Jiong Wang, & Toshiro Tanimoto

Published August 13, 2017, SCEC Contribution #7550, 2017 SCEC Annual Meeting Poster #033 (PDF)

Poster Image: 
Recently, earth scientists from different fields, such as seismology, climate studies and regular weather monitoring, have become increasingly interested in wind-induced ground motion. Due to developments of high-quality seismic network with co-located seismometers and barometers, we can learn the characteristics of the background seismic noise in a more systematic manner. We will point out that data analysis on long-term data such as seasonal or annual data can indeed provide insights into the nature of seismic noise, generated by atmospheric effects.
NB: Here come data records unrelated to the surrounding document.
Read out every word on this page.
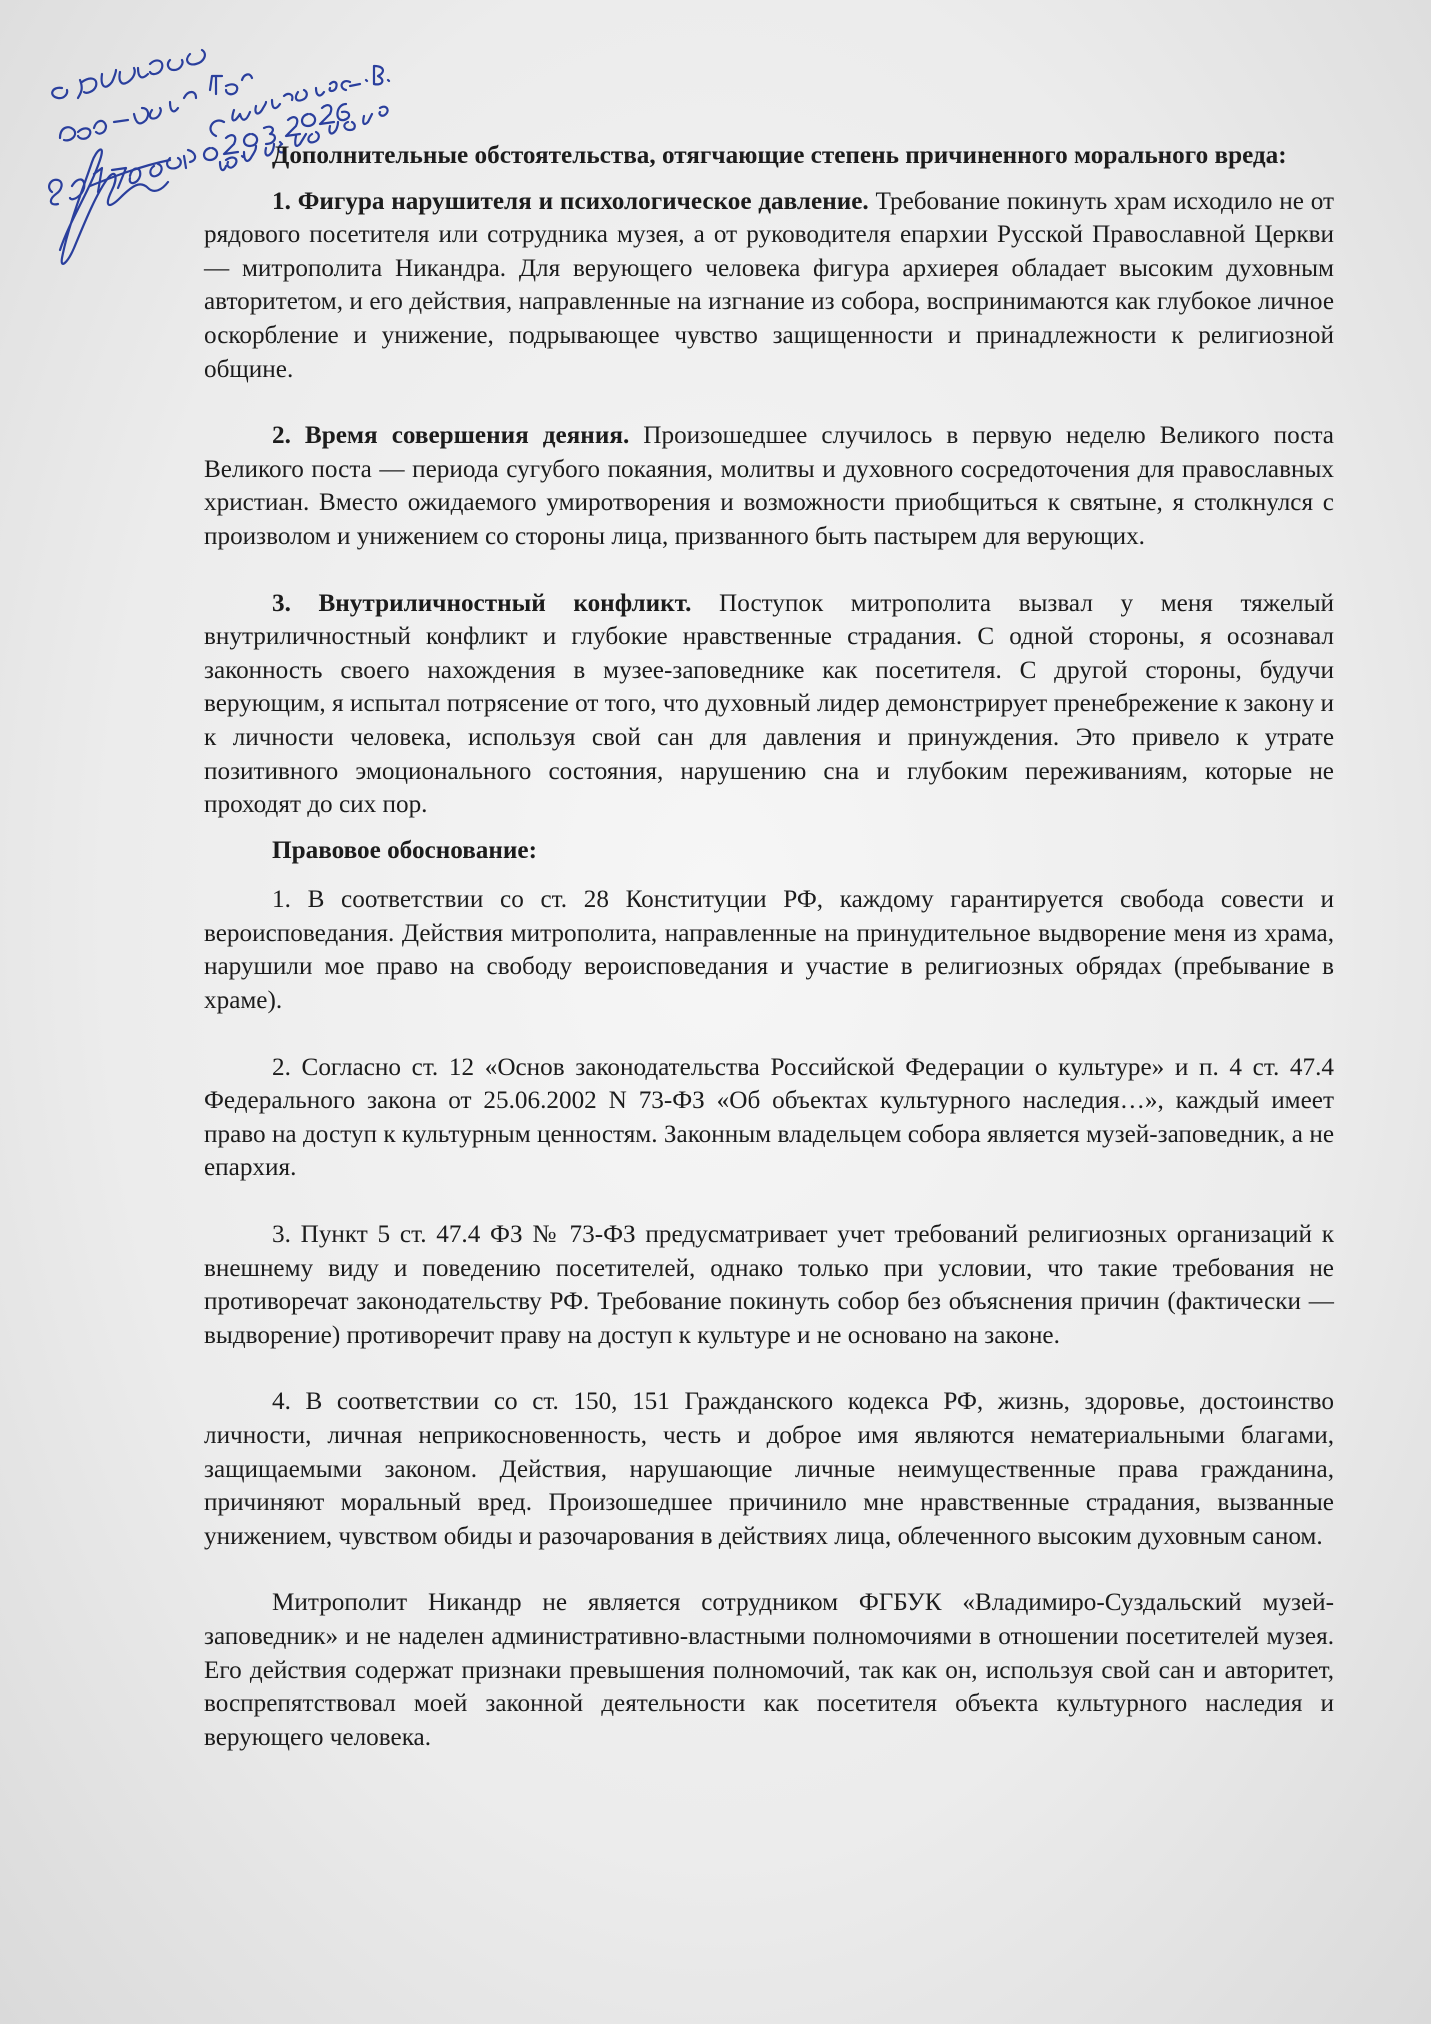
Дополнительные обстоятельства, отягчающие степень причиненного морального вреда:

1. Фигура нарушителя и психологическое давление. Требование покинуть храм исходило не от рядового посетителя или сотрудника музея, а от руководителя епархии Русской Православной Церкви — митрополита Никандра. Для верующего человека фигура архиерея обладает высоким духовным авторитетом, и его действия, направленные на изгнание из собора, воспринимаются как глубокое личное оскорбление и унижение, подрывающее чувство защищенности и принадлежности к религиозной общине.

2. Время совершения деяния. Произошедшее случилось в первую неделю Великого поста Великого поста — периода сугубого покаяния, молитвы и духовного сосредоточения для православных христиан. Вместо ожидаемого умиротворения и возможности приобщиться к святыне, я столкнулся с произволом и унижением со стороны лица, призванного быть пастырем для верующих.

3. Внутриличностный конфликт. Поступок митрополита вызвал у меня тяжелый внутриличностный конфликт и глубокие нравственные страдания. С одной стороны, я осознавал законность своего нахождения в музее-заповеднике как посетителя. С другой стороны, будучи верующим, я испытал потрясение от того, что духовный лидер демонстрирует пренебрежение к закону и к личности человека, используя свой сан для давления и принуждения. Это привело к утрате позитивного эмоционального состояния, нарушению сна и глубоким переживаниям, которые не проходят до сих пор.

Правовое обоснование:

1. В соответствии со ст. 28 Конституции РФ, каждому гарантируется свобода совести и вероисповедания. Действия митрополита, направленные на принудительное выдворение меня из храма, нарушили мое право на свободу вероисповедания и участие в религиозных обрядах (пребывание в храме).

2. Согласно ст. 12 «Основ законодательства Российской Федерации о культуре» и п. 4 ст. 47.4 Федерального закона от 25.06.2002 N 73-ФЗ «Об объектах культурного наследия…», каждый имеет право на доступ к культурным ценностям. Законным владельцем собора является музей-заповедник, а не епархия.

3. Пункт 5 ст. 47.4 ФЗ № 73-ФЗ предусматривает учет требований религиозных организаций к внешнему виду и поведению посетителей, однако только при условии, что такие требования не противоречат законодательству РФ. Требование покинуть собор без объяснения причин (фактически — выдворение) противоречит праву на доступ к культуре и не основано на законе.

4. В соответствии со ст. 150, 151 Гражданского кодекса РФ, жизнь, здоровье, достоинство личности, личная неприкосновенность, честь и доброе имя являются нематериальными благами, защищаемыми законом. Действия, нарушающие личные неимущественные права гражданина, причиняют моральный вред. Произошедшее причинило мне нравственные страдания, вызванные унижением, чувством обиды и разочарования в действиях лица, облеченного высоким духовным саном.

Митрополит Никандр не является сотрудником ФГБУК «Владимиро-Суздальский музей-заповедник» и не наделен административно-властными полномочиями в отношении посетителей музея. Его действия содержат признаки превышения полномочий, так как он, используя свой сан и авторитет, воспрепятствовал моей законной деятельности как посетителя объекта культурного наследия и верующего человека.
In this study, we use Southern California CI stations and Earthscope TA (Transportable Array) stations and primarily focus on the wind-induced ground motion recorded at specific stations with co-located seismometers and barometers between 0.01-0.05 Hz. All TA stations after mid-2011 have been equipped with barometers and infrasound sensors, which provide continuous stream of ground motions and surface pressure data.

We analyze data for multiple years from two networks. There are two major components in our results: (i) shallow structure information from ground motion-pressure ratio and (ii) daily variation in ground motion.

Based on equations introduced by Sorrell et al (1971,1973), we derive a series of equations to calculate rigidity of the shallow structure and associated wind velocity near the surface based on the ratio between different ground motion components and pressure. We only select data section with clean positive slopes between ground motion and pressure to obtain more consistent ratios, which means we only use data where atmospheric pressure is controlling the local ground motion (Tanimoto and Valovcin, 2016). These results at shallow depths can be an independent check on seismic structure for the upper layer (~ 1 km) of the earth and may be useful for ground motion prediction studies.

We have noticed daily variations in stacked 24-hour ground motion PSD plots for most stations. In general, all three ground motion components have higher amplitude at noon and lower amplitude at midnight. Pressure and wind velocity show similar trends, which support that this pattern may be caused by the wind velocity change. Separation of the dataset between day and night may be beneficial for making cross-correlations (and thus Green’s function generations) much more efficient. We are exploring such possibilities by understanding noise-sources better using surface pressure.

Key Words
shallow structure, background noise, barometer seismometer, daily variation, rigidity, elastic parameters

Wang, J., & Tanimoto, T. (2017, 08). Shallow Earth Structure from Wind-Induced Ground Motion. Poster Presentation at 2017 SCEC Annual Meeting.